Ci ritroviamo, di questi tempi a non poter fare molte cose: non possiamo andare al cinema, né a teatro, né ai concerti o al museo, per noi senior le cose poi si complicano ulteriormente, niente sport, viaggi, burraco con gli amici, visite ai nipotini. Chiusi in casa possiamo solo leggere, guardare la televisione e cucinare. E la cucina in momenti come quelli che stiamo vivendo può essere una salvezza. Perché cucinando, come ben sa chiunque ama farlo, può liberare dalle ristrettezze quotidiane, può farti viaggiare dove vuoi e senza pagare. Davanti ai fornelli si vola, in un attimo ci si trova in isole tropicali, tra montagne innevate, in deserti assolati, dove il coronavirus non può raggiungerci. Io in questi giorni sono volata addirittura in Cina, un paese dove non sono mai andata e che in questi giorni è sulle prime pagine di tutti i giornali, certo lì il coronavirus arriva ma io sono riuscita a dribblarlo e di quel paese mi sono goduta solo il meglio.
Uno dei plus della Cina è di certo il cibo. Mezzo mondo infatti ama ravioli al vapore, noodles saltati, pollo in salsa agro piccante e soprattutto involtini primavera. Così quando mi è stato proposto di cucinare insieme a un gruppo di donne richiedenti asilo una cena per una festa da fare al loro centro di accoglienza, non ci ho pensato due volte. Il Centro non aveva cucina e così mi sono trovata la casa affollata da nigeriane, yemenite, senegalesi e per l’appunto cinesi. A ciascuno dei gruppi ho dedicato un’intera giornata, l’ultima è stata quella delle cinesi che aspettavo impaziente perché mi avevano detto che avremmo preparato gli involtini primavera, di cui sono sempre stata golosissima. Ed è stata un’avventura entusiasmante, e anche vagamente surreale. Le due donne cinese, una giovanissima e l’altra meno, non parlavano infatti altra lingua che il cinese e un italiano incomprensibile e dunque tutta la session ai fornelli si è svolta come un aggraziato balletto in cui ci si capiva a gesti, i gesti della cucina, uguali in tutto il mondo. La gestualità dei cinesi ai fornelli è di per sé uno spettacolo artistico, la grazia infinita con cui si muovono, come tagliano le verdure, come le fanno saltare nella wok, i movimenti con cui si confezionano e poi si fanno friggere gli involtini, l’armonia dei colori, tutto segue un copione ben definito che ho imparato a rispettare. Fare 80 involtini primavera non è uno scherzo, mano a mano che si progrediva nel lavoro è avvenuta una cosa curiosa, siamo volate via dalla cucina, perse nell’interspazio della cucina, senza più affanni né pensieri e alla fine dell’opera ci siamo abbracciate felici e contente. In barba al Coronavirus.

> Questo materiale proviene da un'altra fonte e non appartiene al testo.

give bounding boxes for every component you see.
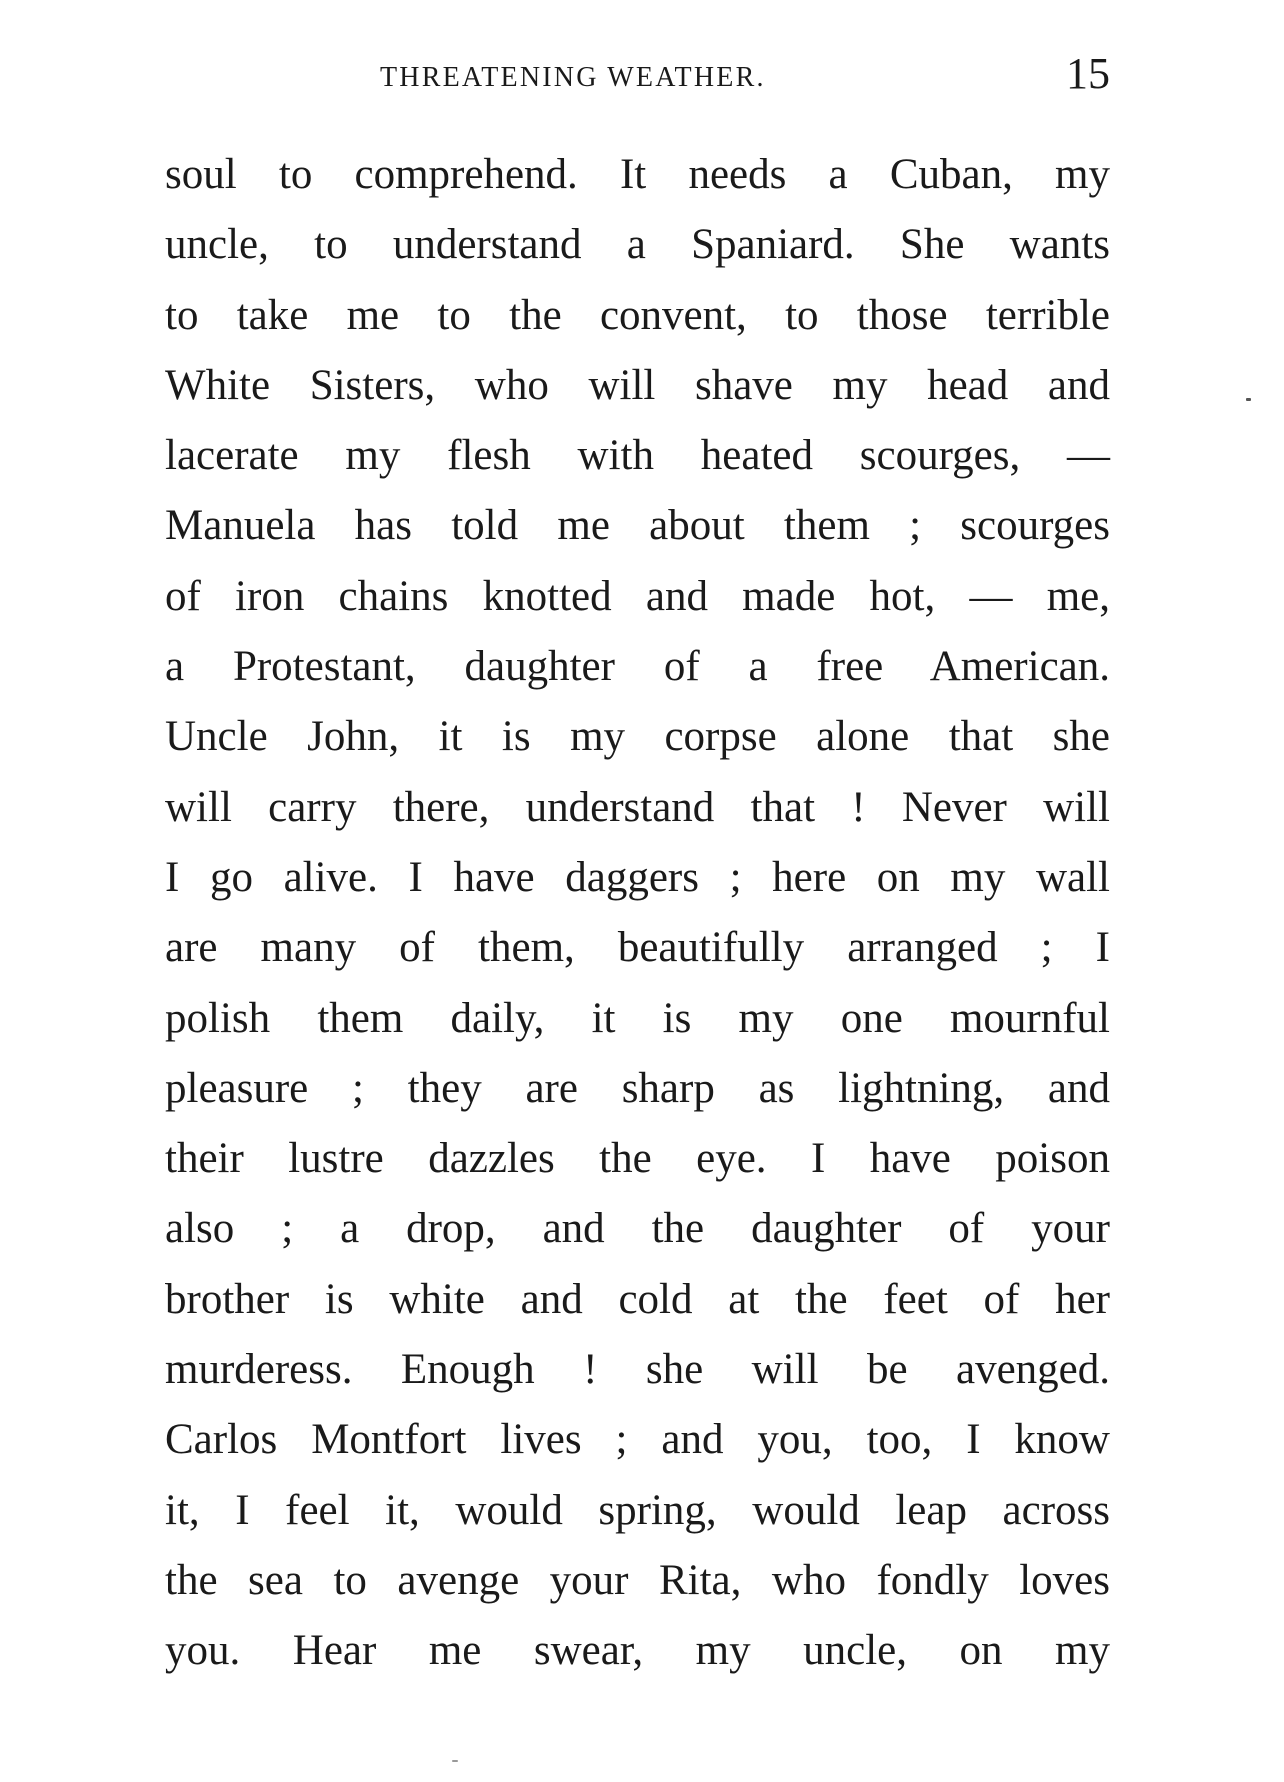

La ricetta è piuttosto semplice: la sfoglia per fare gli involtini, si trova in tutti i negozi di cibi cinesi o etnici. Taglio a julienne finissima carote, cipolle e verza e le passo in acqua fredda, poi le scolo e le asciugo. Immergo i fogli di sfoglia di riso per qualche istante in acqua calda e poi li asciugo. In un wok con un po’ d’olio faccio brevemente saltare le verdure a julienne, quindi aggiungo un po’ di soia. Adesso allargo sul tavolo di lavoro le sfoglie. Le farcisco con un cucchiaio di ripieno e lo dispongo sulla metà bassa di ciascun foglio, avvolgo con la carta di riso ripiegando i due lati, destro e sinistro, verso il centro e arrotolo l’involtino dal basso verso l’alto sigillando bene le estremità con un po’ d’acqua. Verso l’olio di semi all’interno del wok, lo porto a temperatura e friggo gli involtini. Sono pronti quando risultano dorati. Li servo caldi con salsa di soia o salsa agrodolce. Buon appetito! O meglio, come dicono i cinesi, Xiǎngshòu nǐ de fàn!